This is an era of "information flooding", where big data volumes are common and enterprises are increasingly demanding to handle big data. This article describes the solutions for "big data.
First, relational databases and desktop analysis or virtualization packages cannot process big data. On the contrary, a large number of parallel software running on thousands of servers need to do this.
Many organizations turn to open-source tools, such as Apache hadoop, to handle big data. For example, Twitter sends login information to hadoop and directly writes it to HDFS and hadoop file systems.
Hadoop supports data-intensive application deployment on thousands of nodes and several petabytes, said David Hill, chairman of mesabi group.
However, big data cannot be generalized for different types of applications. For example, hadoop is not necessarily suitable for all cases, Hill warned.
Hill emphasizes that big data capturing, storage, and analysis rely on the characteristics of special applications. For example, the storage of EMC isilon or IBM sonas connected by the scale-out network may be better for using unstructured data than slices or videos.
Big Data Processing type
Big Data processing can be classified into three basic types, said Mike Minelli, executive vice president of revolution analytics, information management, business intelligence, and intelligent analysis.
Information management captures and stores information, Bi analyzes data, and looks at past situations. Intelligent analysis predicts data. Minelli said.
Revolution analytics provides open-source R language and revolution R enterprise, and provides advanced analysis of terabytes of data. Revolution analytics is developing the hadoop connector and R language capabilities on Google's map/reduce framework.
Tools for Processing Big Data
Apsara stack provides proprietary software for processing big data analysis capabilities, including asterdata, IBM's proprietary software netezza, datameer, proprietary software built on Apache hadoop, and paraccel.
IBM's netezza is in its Infosphere product. Oracle exadata and EMC's greenplum are also proprietary tools for processing large amounts of data.
EMC introduced free greenplum DatabaseCommunityVersion. This Community version is only software. Greenplum community reports include three collaboration modules: greenplum dB, madlib, and alpine miner.
Open-source tools for processing large data volumes include hadoop, MAP/reduce, and jaspersoft Bi tools.
Jaspersoft's bi tool provides reporting, analysis, and etletl (decompression, conversion, and loading) for a large number of parallel analytic databases, including EMC greenplum and HP vertica. Jaspersoft also provides local reports through open source connections between hadoop and various types of nosql databases, including MongoDB, Riak, couchdb and infinispan.
Open-source tools vs. proprietary tools
Open-source tools can be viewedCodeIn this way, developers can find out what is in the integration process. In almost all cases, open-source analysis is more cost-effective and flexible. Minelli of revolution analytics.

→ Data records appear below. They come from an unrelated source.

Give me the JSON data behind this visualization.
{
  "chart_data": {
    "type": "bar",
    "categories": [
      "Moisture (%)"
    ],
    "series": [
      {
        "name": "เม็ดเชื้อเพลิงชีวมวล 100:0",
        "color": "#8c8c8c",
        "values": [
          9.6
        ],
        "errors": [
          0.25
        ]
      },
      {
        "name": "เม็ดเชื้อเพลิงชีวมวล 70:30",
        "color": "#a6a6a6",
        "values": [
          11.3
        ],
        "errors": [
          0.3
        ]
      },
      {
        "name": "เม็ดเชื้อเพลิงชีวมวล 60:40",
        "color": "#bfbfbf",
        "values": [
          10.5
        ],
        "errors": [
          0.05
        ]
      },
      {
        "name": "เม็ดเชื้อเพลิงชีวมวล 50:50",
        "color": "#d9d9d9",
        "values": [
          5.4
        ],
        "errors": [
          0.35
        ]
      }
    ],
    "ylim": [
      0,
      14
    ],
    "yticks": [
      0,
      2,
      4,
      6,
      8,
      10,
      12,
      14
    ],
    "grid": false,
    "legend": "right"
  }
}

As the data volume continues to grow, the company will be forced to increase its infrastructure deployment. Patent fees will continue to increase, while open-source technologies will save the continued patent fees. Twitter chooses hadoop, the important reason is that the cost of proprietary tools is too high.
In the long run, open-source tools allow enterprises to create new analysis technologies to better process Unstructured languages, such as tablets. Rather than relying on new analysis technologies developed by traditional manufacturers. Open-source tools give enterprises the opportunity to innovate.
Another field is the hybrid use of open source and proprietary tools.
In the short term, open-source analysis will become more and more widely used and grow rapidly. In the long run, the application of hybrid technology will appear in a highly competitive market, and the two will have a huge demand.